Question: After writing seven novels in collaboration with JC, what it’s like to work separately, without him, on this series of your own?
Answer: This is more difficult to answer than I expected because JC is more than just my writing partner. We live together and share an office. He’s my husband, best friend, and we do everything together to the point that it makes some of our friends nauseous. Bahahahahahaha!
Keep in mind that I’ll still be working on a book every year with him, and hopefully a “Vampire Memories” novel on my own. But I’ve recently finished the first draft for the sequel to Blood Memories, and I think I have a mental list of the positives and negatives of working alone after writing seven complex novels in constant communication with the same partner.
The Good: I’m a much faster drafter than he is. In the categories for “writer types,” JC is a textbook perfect draftermeaning he can’t turn off his internal editor. He really labors over his sentences, and we write five to six hundred page first drafts. I’m a binge writer. Left to my own devices, once I get obsessed with a project, I go to bed thinking about it, wake up thinking about it, work very long hours, and drink too much coffee until the first draft is done. So, working on my own, it was nice for me to set my own pace without feeling like I was rushing him . . . or him feeling like he was leaving me sitting on my hands and waiting at certain points.
The Bad . . . and the Ugly: Okay, now for the tougher parts. He and I normally talk to each other and bounce ideas around for about a month (taking extensive notes) before we even start outlining a novel. I did not realize how accustomed I had grown to this part of the process. Then once we start an outline, I write our ideas up in a linear fashion (chapter-by-chapter, scene-by-scene), and he goes through my draft of the outline and starts expanding and moving things around, and the outline goes through a series of changes based on the ideas of two people . . . and he’s really good with plot. With two people working on the same book, we need to have an extensive outline.
But, also, for the creation of the entire book, we normally work at his pace, which is comfortable and sort of feels like a “day job.” He keeps me grounded. We get up, take showers, make breakfast together, watch the news, and then start working around nine o’clock, and we take a proper break for lunch around one o’clock.
Starting a novel on my own after doing seven “Noble Dead” books with him was a lot more daunting than I anticipated, and it did involve a bit of “blank page” syndrome. I knew exactly how the book would begin and how it would end. I somehow managed to outline the first three chapters, and by the time I reached the end of chapter three, I simply didn’t need to outline anymore. I just kept writing.
However . . . left to own “special pace” in the heat of a project, I get up at five-thirty in the morning and hit the coffee maker’s “on” button, and I start working in my pajamas with my hair sticking out in six different directions.
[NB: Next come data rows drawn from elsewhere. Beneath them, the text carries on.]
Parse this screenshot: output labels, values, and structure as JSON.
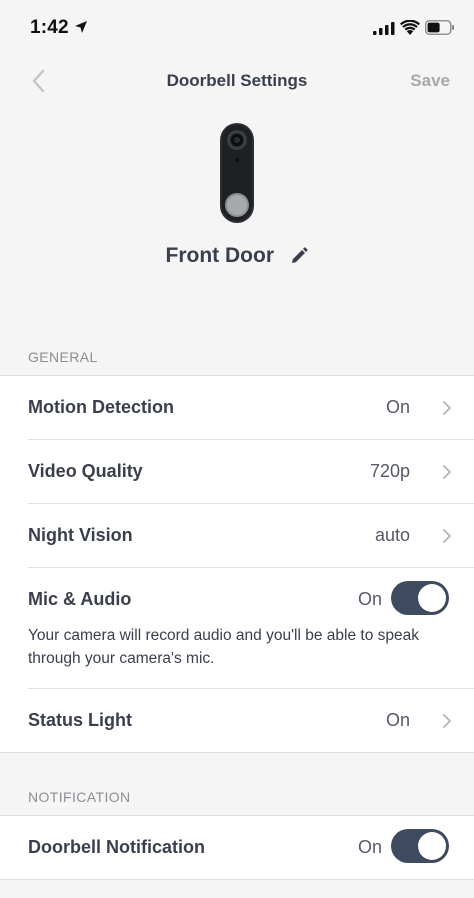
{
  "status_bar": {
    "time": "1:42"
  },
  "nav": {
    "title": "Doorbell Settings",
    "save_label": "Save"
  },
  "device": {
    "name": "Front Door"
  },
  "sections": {
    "general": {
      "header": "GENERAL",
      "motion_detection": {
        "label": "Motion Detection",
        "value": "On"
      },
      "video_quality": {
        "label": "Video Quality",
        "value": "720p"
      },
      "night_vision": {
        "label": "Night Vision",
        "value": "auto"
      },
      "mic_audio": {
        "label": "Mic & Audio",
        "value": "On",
        "enabled": true,
        "description": "Your camera will record audio and you'll be able to speak through your camera's mic."
      },
      "status_light": {
        "label": "Status Light",
        "value": "On"
      }
    },
    "notification": {
      "header": "NOTIFICATION",
      "doorbell_notification": {
        "label": "Doorbell Notification",
        "value": "On",
        "enabled": true
      }
    }
  },
  "colors": {
    "toggle_on": "#3e4a5f",
    "background": "#f5f5f5",
    "text_primary": "#3a3f4d",
    "text_muted": "#8d8e93"
  }
}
Then I start working progressively longer hours. By the time I was halfway through with the book, he had to remind me to eat and take a shower. I’d look up and say, ‘Huh?” I’m sure I was driving him crazy.
JC is pretty stoic, but I think he did an internal “happy dance” when I sent the manuscript off to our editor in New York.
Right now, I’m working on the eighth “Noble Dead” novel with him (back on a much more normal daily schedule), but I don’t think I’ll have any trouble learning to switch back and forth. I love the characters in both series, and working on two such completely different projects has been fun for me. But we’ll see how much fun my next independent project is for him!